ODM’s fiery senator Edwin Sifuna fired back on X: “Mr President, the small minds are those taxing air while billionaires jet off scot-free. Fix that before lecturing us on brains.”

The jab hit home amid Kenya’s fiscal squeeze, where debt servicing gulps 60 per cent of revenues and inflation nibbles at 5.7 per cent, per Central Bank tallies.

Ruto’s vision hinges on that elusive Sh1.5 trillion, potentially from green bonds and diaspora remittances funnelled smarter, but sceptics eye his track record: The 2023 tax hikes sparked Gen Z riots that torched tax posts and shaved growth to 4.8 per cent.

Pockets of praise emerged from the hustler base.

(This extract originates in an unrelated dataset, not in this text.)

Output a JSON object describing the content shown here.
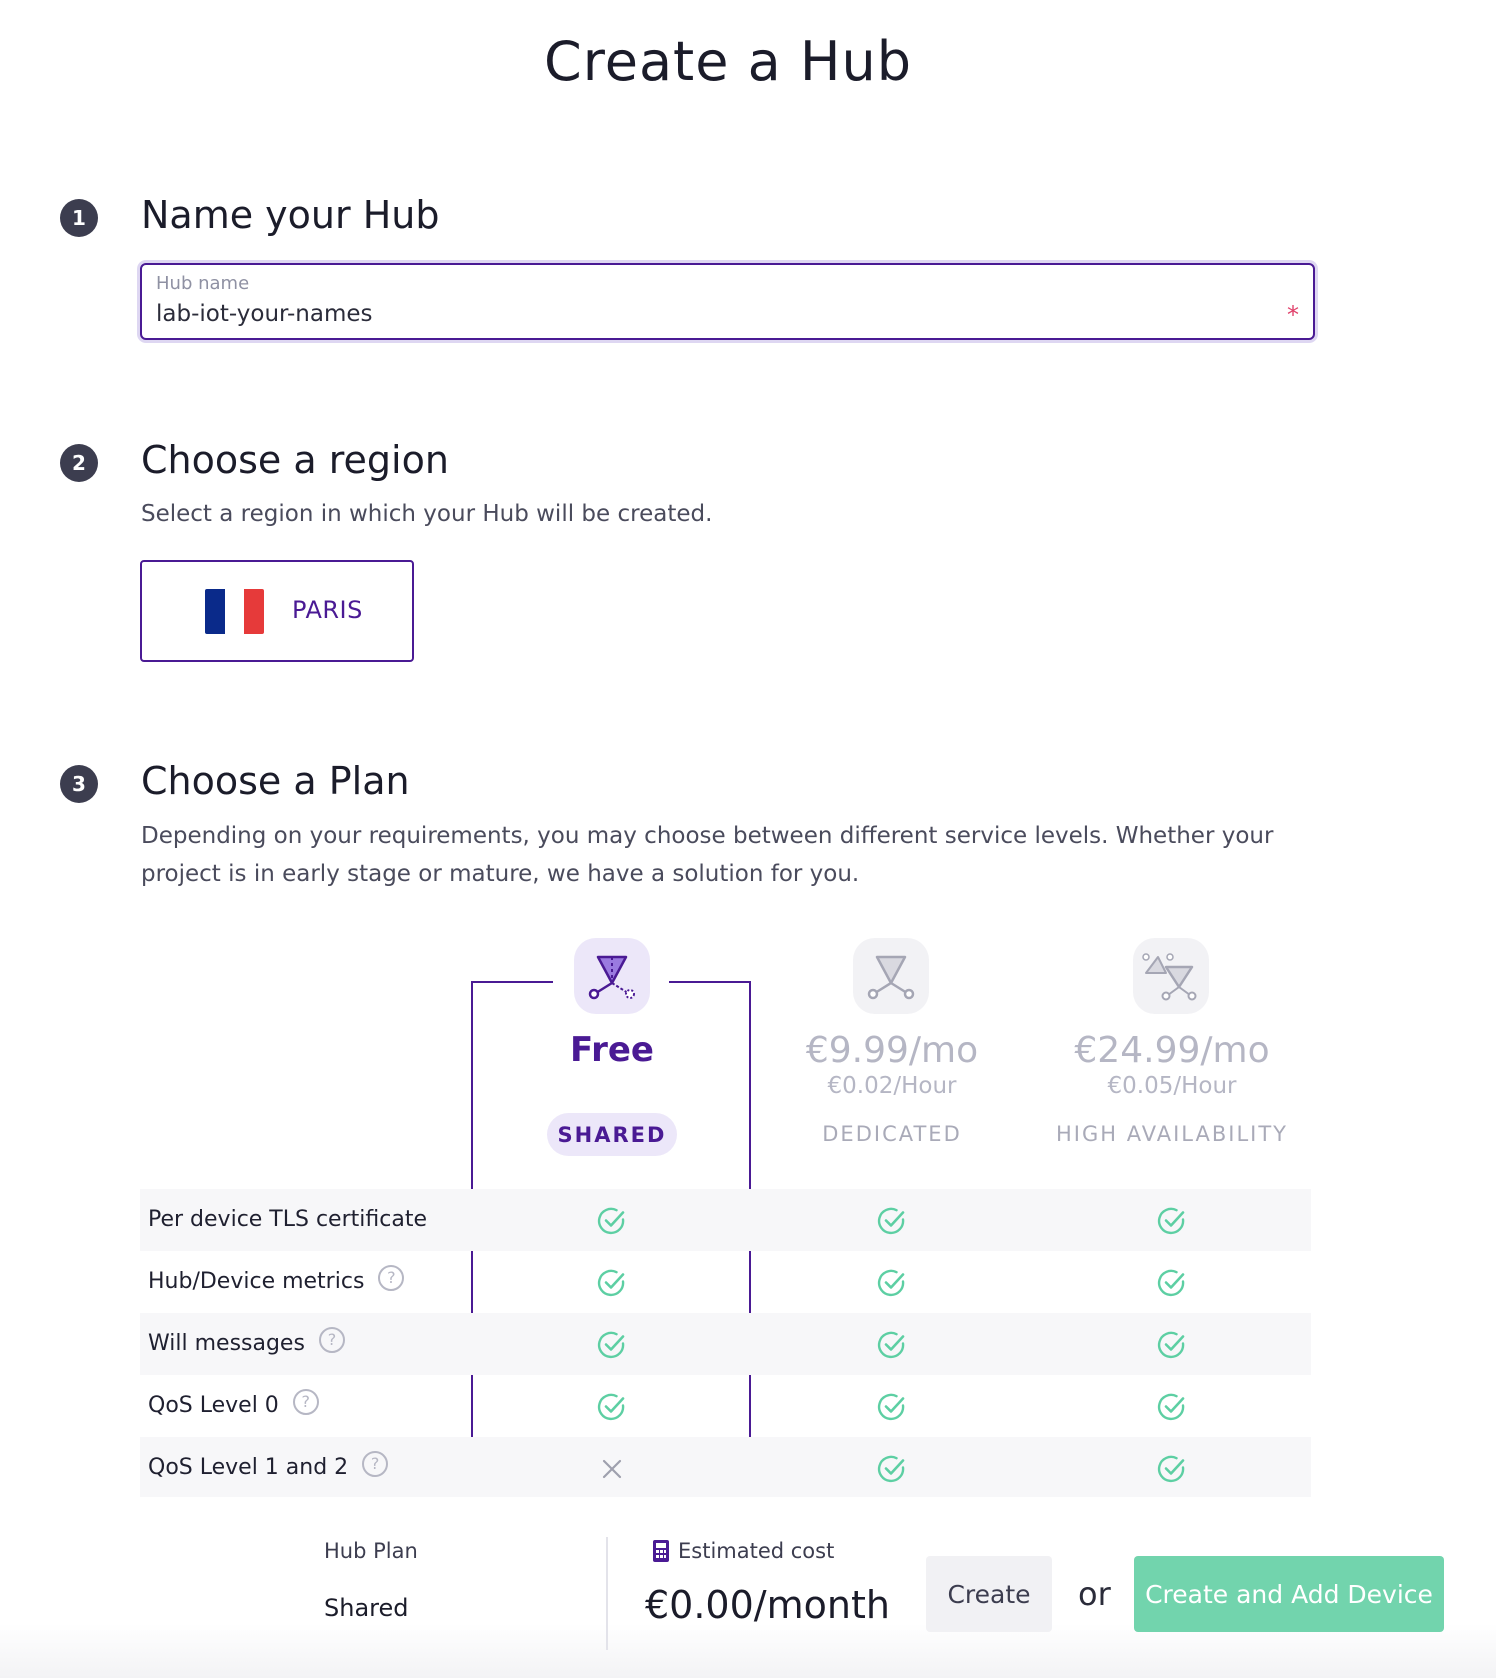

Mombasa Governor Abdulswamad Nassir, a Ruto ally, echoed the sentiment in a post-forum huddle: “Baba’s right; we’ve got the brains, we just need to plug the leaks in corruption that drain billions yearly.”

Projections from KIPPRA hint at 500,000 jobs from the road blitz alone, luring investors from Dubai to Dalian. Social media, Kenya’s raw pulse, turned the quote into a cultural quake.

TikToks remixed Ruto’s words over gengetone beats, with one viral skit by comedian Crazy Kennar showing “small minds” as cartoon squirrels hoarding nuts while lions feast.

Views topped 2 million by noon, blending laughs with laments: “Ruto calling us dumb while his cabinet jets cost millions? Irony alert,” vented a Nakuru teacher in a comment storm.

Gen Z forums on Reddit dissected it as “hustler code for ‘pay up or shut up’,” tying it to fresh levies like the standards hit on manufacturers.

As the sun dipped over the Indian Ocean, Ruto jetted back to State House, leaving Mombasa to marinate on his mind-over-money mantra. Will Kenyans swallow the tough love, channelling smarts into Sh1.5 trillion windfalls, or dig in their heels against a leader they see as big on bark?